Here, the very notion of terroir is expressed in the plural. The 1200 hectares of vines extend over a multitude of small slopes, with varied exposures and pitch, extending from the southern suburbs of Epernay to the village of Grauves, on the edge of the Côte des Blancs. This vilalge occupies the western slope of the same hill which, on its eastern slopes, is home to the famous grands crus of Avize and Cramant. In 1996, 11 municipalities in the valley decided to unite to promote the identity of the terroirs they share and the Champagnes produced there, giving pride of place to Pinot Meunier and Chardonnay. Today,this association of the “Coteaux Sud d’Epernay” brings together no less than 13 villages: Brugny, Vaudancourt, Chavot, Courcourt, Grauves, Mancy, Monthelon, Morangis, Moslins, Moussy, Pierry, Saint-Martin d’Ablois and Vinay.

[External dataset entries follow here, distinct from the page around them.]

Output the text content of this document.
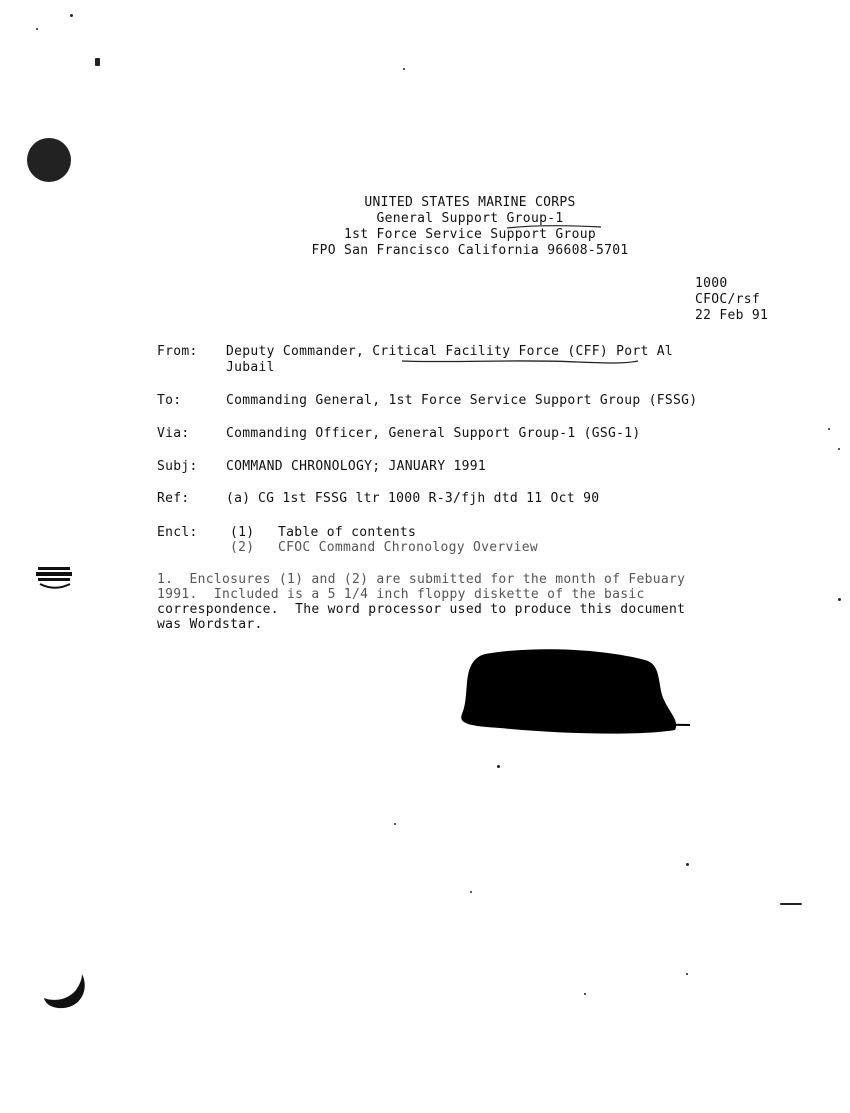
UNITED STATES MARINE CORPS
General Support Group-1
1st Force Service Support Group
FPO San Francisco California 96608-5701
1000
CFOC/rsf
22 Feb 91
From: Deputy Commander, Critical Facility Force (CFF) Port Al
Jubail
To:	Commanding General, 1st Force Service Support Group (FSSG)
Via:	Commanding Officer, General Support Group-1 (GSG-1)
Subj: COMMAND CHRONOLOGY; JANUARY 1991
Ref:	(a) CG 1st FSSG ltr 1000 R-3/fjh dtd 11 Oct 90
Encl: (1) Table of contents
(2) CFOC Command Chronology Overview
1.  Enclosures (1) and (2) are submitted for the month of Febuary
1991.  Included is a 5 1/4 inch floppy diskette of the basic
correspondence.  The word processor used to produce this document
was Wordstar.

Geologically, these slopes offer a patchwork of different soils. What links them is the presence of chalk, especially on the lower slopes, which is indicative of the proximity to the Côte des Blancs. But in the Coteaux Sud d’Epernay the chalk also mixes with alluvial sands (on the side of Mancy and Monthelon), with limestone formations (at Vinay and Saint-Martin d’Ablois) as well as with clays and marls—more akin to the Marne Valley—around Pierry and Moussy. Finally, it should be noted that many veins of eroded sandstone (millstone) run through these vineyards, giving certain plots a high proportion of pebbles and flint.
This geological diversity, coupled with multiple exposures, allows all theree of the great Champagne grape varieties to flourish. Pinot meunier dominates on slopes with more clayey soils (in particular on Sparnacien clays). Chardonnay takes pride of place in plots where chalk and sand are most prevalent, in Grauves of course, but also in Mancy, Monthelon, Morangis and Moslins. Finally, although it remains in the minority (around 12% of the total grape variety), Pinot Noir reaches excellent maturity and aromatic expression in the clay-limestone soils that are exposed to the South or the Southeast.
Many small family farms, like ours, have found in this winding valley of Cubry, with its thousand facets, a fascinating base from which to develop expressive Champagnes of terroir. Wines that can be fleshy, full and delicious, but are always underpinned by the chiseled mineral tension that chalk brings.